Послышался шум шагов, Маша обернулась и увидела, как в сопровождении двух охранников в комнату вошёл Карлос Альпеджио. Ну что ж, понятно. Терпеть провал - так уж всем сразу.

Техник, что пришёл вместе с ними, пошуровал сзади короба меморизатора и через минуту вынес оттуда маску, подобную Машиной - только на длинном проводе. Директор сел на стул и стал отщёлкивать крепления. Маша поняла, что он будет видеть то же, что и она.

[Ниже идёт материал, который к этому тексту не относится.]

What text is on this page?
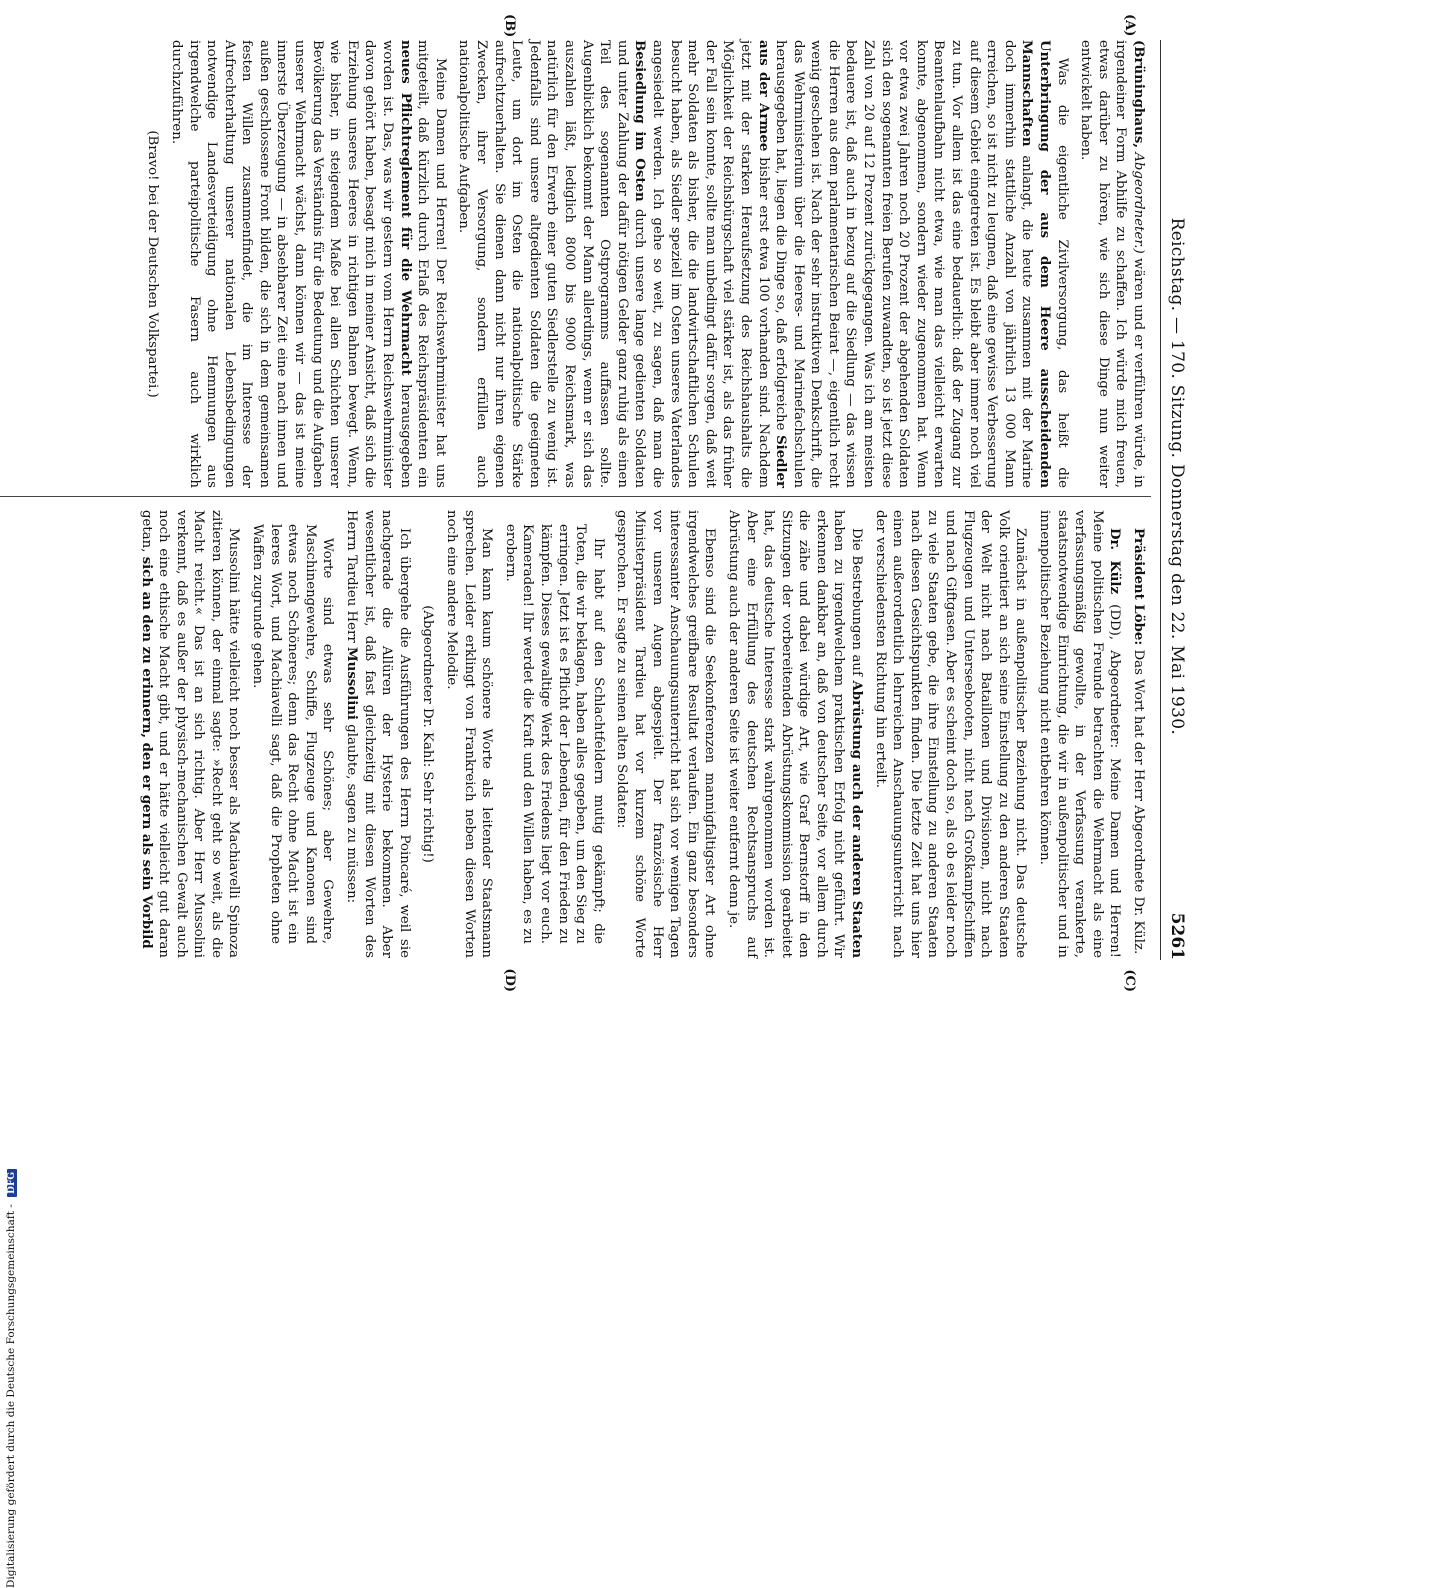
Reichstag. — 170. Sitzung. Donnerstag den 22. Mai 1930.
5261
(A)
(B)
(C)
(D)

(Brüninghaus, Abgeordneter.) wären und er verführen würde, in irgendeiner Form Abhilfe zu schaffen. Ich würde mich freuen, etwas darüber zu hören, wie sich diese Dinge nun weiter entwickelt haben.

Was die eigentliche Zivilversorgung, das heißt die Unterbringung der aus dem Heere ausscheidenden Mannschaften anlangt, die heute zusammen mit der Marine doch immerhin stattliche Anzahl von jährlich 13 000 Mann erreichen, so ist nicht zu leugnen, daß eine gewisse Verbesserung auf diesem Gebiet eingetreten ist. Es bleibt aber immer noch viel zu tun. Vor allem ist das eine bedauerlich: daß der Zugang zur Beamtenlaufbahn nicht etwa, wie man das vielleicht erwarten konnte, abgenommen, sondern wieder zugenommen hat. Wenn vor etwa zwei Jahren noch 20 Prozent der abgehenden Soldaten sich den sogenannten freien Berufen zuwandten, so ist jetzt diese Zahl von 20 auf 12 Prozent zurückgegangen. Was ich am meisten bedauere ist, daß auch in bezug auf die Siedlung — das wissen die Herren aus dem parlamentarischen Beirat —, eigentlich recht wenig geschehen ist. Nach der sehr instruktiven Denkschrift, die das Wehrministerium über die Heeres- und Marinefachschulen herausgegeben hat, liegen die Dinge so, daß erfolgreiche Siedler aus der Armee bisher erst etwa 100 vorhanden sind. Nachdem jetzt mit der starken Heraufsetzung des Reichshaushalts die Möglichkeit der Reichsbürgschaft viel stärker ist, als das früher der Fall sein konnte, sollte man unbedingt dafür sorgen, daß weit mehr Soldaten als bisher, die die landwirtschaftlichen Schulen besucht haben, als Siedler speziell im Osten unseres Vaterlandes angesiedelt werden. Ich gehe so weit, zu sagen, daß man die Besiedlung im Osten durch unsere lange gedienten Soldaten und unter Zahlung der dafür nötigen Gelder ganz ruhig als einen Teil des sogenannten Ostprogramms auffassen sollte. Augenblicklich bekommt der Mann allerdings, wenn er sich das auszahlen läßt, lediglich 8000 bis 9000 Reichsmark, was natürlich für den Erwerb einer guten Siedlerstelle zu wenig ist. Jedenfalls sind unsere altgedienten Soldaten die geeigneten Leute, um dort im Osten die nationalpolitische Stärke aufrechtzuerhalten. Sie dienen dann nicht nur ihren eigenen Zwecken, ihrer Versorgung, sondern erfüllen auch nationalpolitische Aufgaben.

Meine Damen und Herren! Der Reichswehrminister hat uns mitgeteilt, daß kürzlich durch Erlaß des Reichspräsidenten ein neues Pflichtreglement für die Wehrmacht herausgegeben worden ist. Das, was wir gestern vom Herrn Reichswehrminister davon gehört haben, besagt mich in meiner Ansicht, daß sich die Erziehung unseres Heeres in richtigen Bahnen bewegt. Wenn, wie bisher, in steigendem Maße bei allen Schichten unserer Bevölkerung das Verständnis für die Bedeutung und die Aufgaben unserer Wehrmacht wächst, dann können wir — das ist meine innerste Überzeugung — in absehbarer Zeit eine nach innen und außen geschlossene Front bilden, die sich in dem gemeinsamen festen Willen zusammenfindet, die im Interesse der Aufrechterhaltung unserer nationalen Lebensbedingungen notwendige Landesverteidigung ohne Hemmungen aus irgendwelche parteipolitische Fasern auch wirklich durchzuführen.

(Bravo! bei der Deutschen Volkspartei.)

Präsident Löbe: Das Wort hat der Herr Abgeordnete Dr. Külz.

Dr. Külz (DD), Abgeordneter: Meine Damen und Herren! Meine politischen Freunde betrachten die Wehrmacht als eine verfassungsmäßig gewollte, in der Verfassung verankerte, staatsnotwendige Einrichtung, die wir in außenpolitischer und in innenpolitischer Beziehung nicht entbehren können.

Zunächst in außenpolitischer Beziehung nicht. Das deutsche Volk orientiert an sich seine Einstellung zu den anderen Staaten der Welt nicht nach Bataillonen und Divisionen, nicht nach Flugzeugen und Unterseebooten, nicht nach Großkampfschiffen und nach Giftgasen. Aber es scheint doch so, als ob es leider noch zu viele Staaten gebe, die ihre Einstellung zu anderen Staaten nach diesen Gesichtspunkten finden. Die letzte Zeit hat uns hier einen außerordentlich lehrreichen Anschauungsunterricht nach der verschiedensten Richtung hin erteilt.

Die Bestrebungen auf Abrüstung auch der anderen Staaten haben zu irgendwelchem praktischen Erfolg nicht geführt. Wir erkennen dankbar an, daß von deutscher Seite, vor allem durch die zähe und dabei würdige Art, wie Graf Bernstorff in den Sitzungen der vorbereitenden Abrüstungskommission gearbeitet hat, das deutsche Interesse stark wahrgenommen worden ist. Aber eine Erfüllung des deutschen Rechtsanspruchs auf Abrüstung auch der anderen Seite ist weiter entfernt denn je.

Ebenso sind die Seekonferenzen mannigfaltigster Art ohne irgendwelches greifbare Resultat verlaufen. Ein ganz besonders interessanter Anschauungsunterricht hat sich vor wenigen Tagen vor unseren Augen abgespielt. Der französische Herr Ministerpräsident Tardieu hat vor kurzem schöne Worte gesprochen. Er sagte zu seinen alten Soldaten:

Ihr habt auf den Schlachtfeldern mutig gekämpft; die Toten, die wir beklagen, haben alles gegeben, um den Sieg zu erringen. Jetzt ist es Pflicht der Lebenden, für den Frieden zu kämpfen. Dieses gewaltige Werk des Friedens liegt vor euch. Kameraden! Ihr werdet die Kraft und den Willen haben, es zu erobern.

Man kann kaum schönere Worte als leitender Staatsmann sprechen. Leider erklingt von Frankreich neben diesen Worten noch eine andere Melodie.

(Abgeordneter Dr. Kahl: Sehr richtig!)

Ich übergehe die Ausführungen des Herrn Poincaré, weil sie nachgerade die Allüren der Hysterie bekommen. Aber wesentlicher ist, daß fast gleichzeitig mit diesen Worten des Herrn Tardieu Herr Mussolini glaubte, sagen zu müssen:

Worte sind etwas sehr Schönes; aber Gewehre, Maschinengewehre, Schiffe, Flugzeuge und Kanonen sind etwas noch Schöneres; denn das Recht ohne Macht ist ein leeres Wort, und Machiavelli sagt, daß die Propheten ohne Waffen zugrunde gehen.

Mussolini hätte vielleicht noch besser als Machiavelli Spinoza zitieren können, der einmal sagte: »Recht geht so weit, als die Macht reicht.« Das ist an sich richtig. Aber Herr Mussolini verkennt, daß es außer der physisch-mechanischen Gewalt auch noch eine ethische Macht gibt, und er hätte vielleicht gut daran getan, sich an den zu erinnern, den er gern als sein Vorbild

Digitalisierung gefördert durch die Deutsche Forschungsgemeinschaft - DFG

Что делать, объяснять было не нужно. Маша села, щёлкнула тумблером и, прежде чем начать, оглянулась на Директора. Техник подошёл к ней и закрепил на Машиных висках и запястьях маленькие датчики.

- Это детектор лжи, - сказал Квинт, явно наслаждаясь своими, явно очень остроумными для него самого, придумками.

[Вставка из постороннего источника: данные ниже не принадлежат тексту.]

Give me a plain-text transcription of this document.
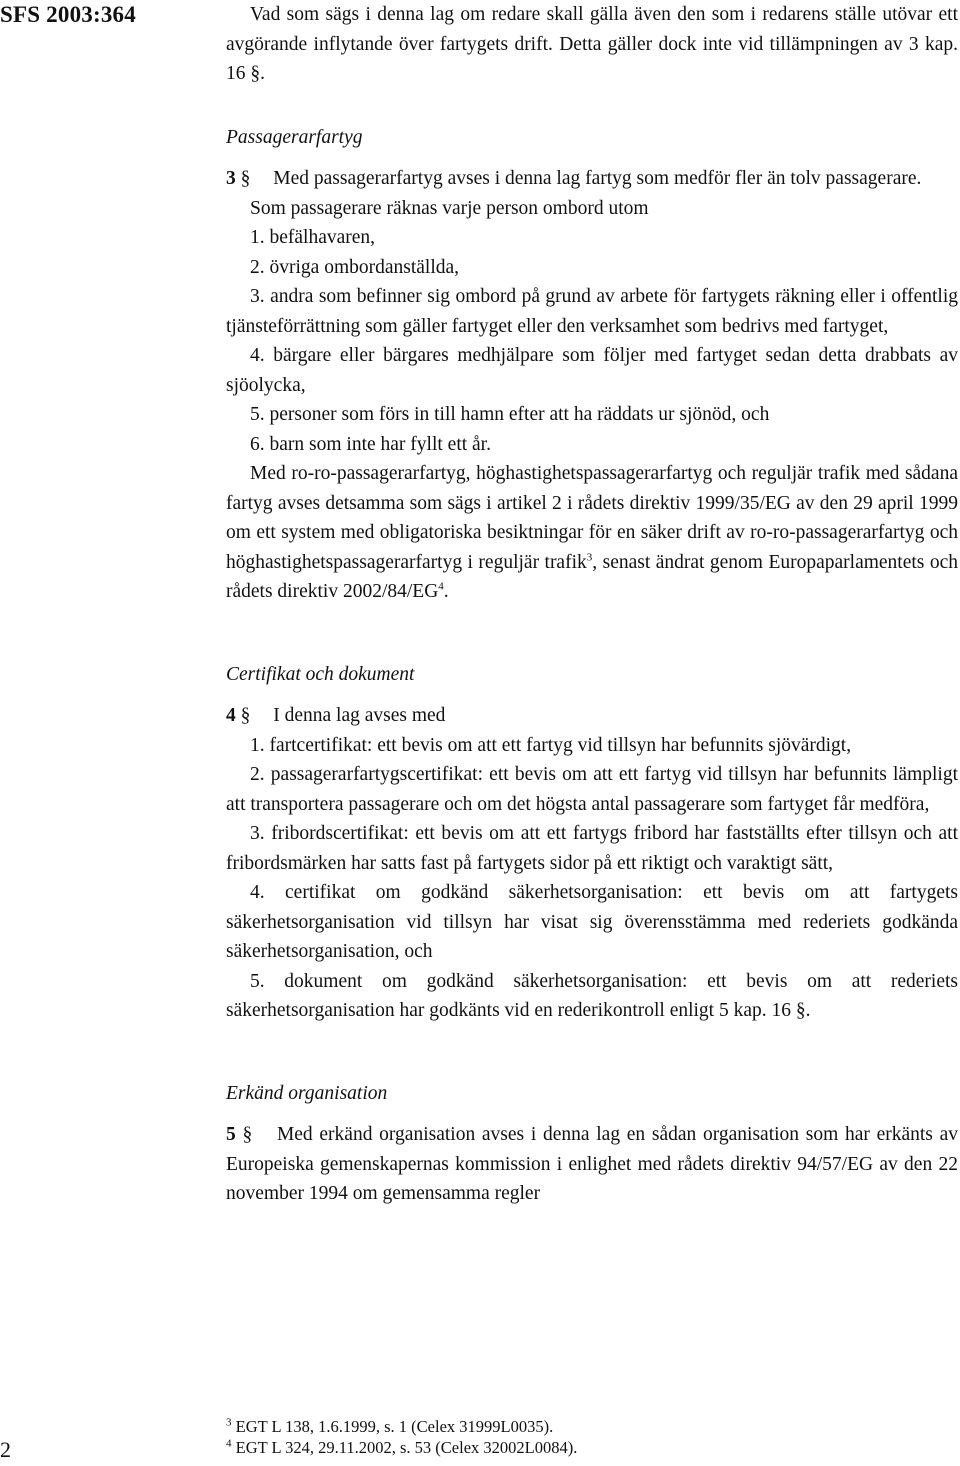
SFS 2003:364	Vad som sägs i denna lag om redare skall gälla även den som i redarens ställe utövar ett avgörande inflytande över fartygets drift. Detta gäller dock inte vid tillämpningen av 3 kap. 16 §.

Passagerarfartyg

3 § Med passagerarfartyg avses i denna lag fartyg som medför fler än tolv passagerare.

Som passagerare räknas varje person ombord utom

1. befälhavaren,

2. övriga ombordanställda,

3. andra som befinner sig ombord på grund av arbete för fartygets räkning eller i offentlig tjänsteförrättning som gäller fartyget eller den verksamhet som bedrivs med fartyget,

4. bärgare eller bärgares medhjälpare som följer med fartyget sedan detta drabbats av sjöolycka,

5. personer som förs in till hamn efter att ha räddats ur sjönöd, och

6. barn som inte har fyllt ett år.

Med ro-ro-passagerarfartyg, höghastighetspassagerarfartyg och reguljär trafik med sådana fartyg avses detsamma som sägs i artikel 2 i rådets direktiv 1999/35/EG av den 29 april 1999 om ett system med obligatoriska besiktningar för en säker drift av ro-ro-passagerarfartyg och höghastighetspassagerarfartyg i reguljär trafik$^3$, senast ändrat genom Europaparlamentets och rådets direktiv $2002/84/EG^4$.

Certifikat och dokument

4 § I denna lag avses med

1. fartcertifikat: ett bevis om att ett fartyg vid tillsyn har befunnits sjövärdigt,

2. passagerarfartygscertifikat: ett bevis om att ett fartyg vid tillsyn har befunnits lämpligt att transportera passagerare och om det högsta antal passagerare som fartyget får medföra,

3. fribordscertifikat: ett bevis om att ett fartygs fribord har fastställts efter tillsyn och att fribordsmärken har satts fast på fartygets sidor på ett riktigt och varaktigt sätt,

4. certifikat om godkänd säkerhetsorganisation: ett bevis om att fartygets säkerhetsorganisation vid tillsyn har visat sig överensstämma med rederiets godkända säkerhetsorganisation, och

5. dokument om godkänd säkerhetsorganisation: ett bevis om att rederiets säkerhetsorganisation har godkänts vid en rederikontroll enligt 5 kap. 16 §.

Erkänd organisation

5 § Med erkänd organisation avses i denna lag en sådan organisation som har erkänts av Europeiska gemenskapernas kommission i enlighet med rådets direktiv 94/57/EG av den 22 november 1994 om gemensamma regler

$^3$ EGT L 138, 1.6.1999, s. 1 (Celex 31999L0035).

$^4$ EGT L 324, 29.11.2002, s. 53 (Celex 32002L0084).

2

Затем он движением пальца выпроводил охрану и техника из кабинета, но тут же, видя, как охрана уводит массажиста, приказал:

- А Вас, мистер Альпеджио, я попрошу остаться. Вы мне нужны здесь. Посмотрим-ка, что будет происходить.

Маша с Альпеджио остались наедине с Директором. Обстановка сквозила чем-то тягостным - но не для Квинта, который чувствовал себя с Машей и Карлосом абсолютно свободно и даже слегка игриво. И правда - чего ему бояться?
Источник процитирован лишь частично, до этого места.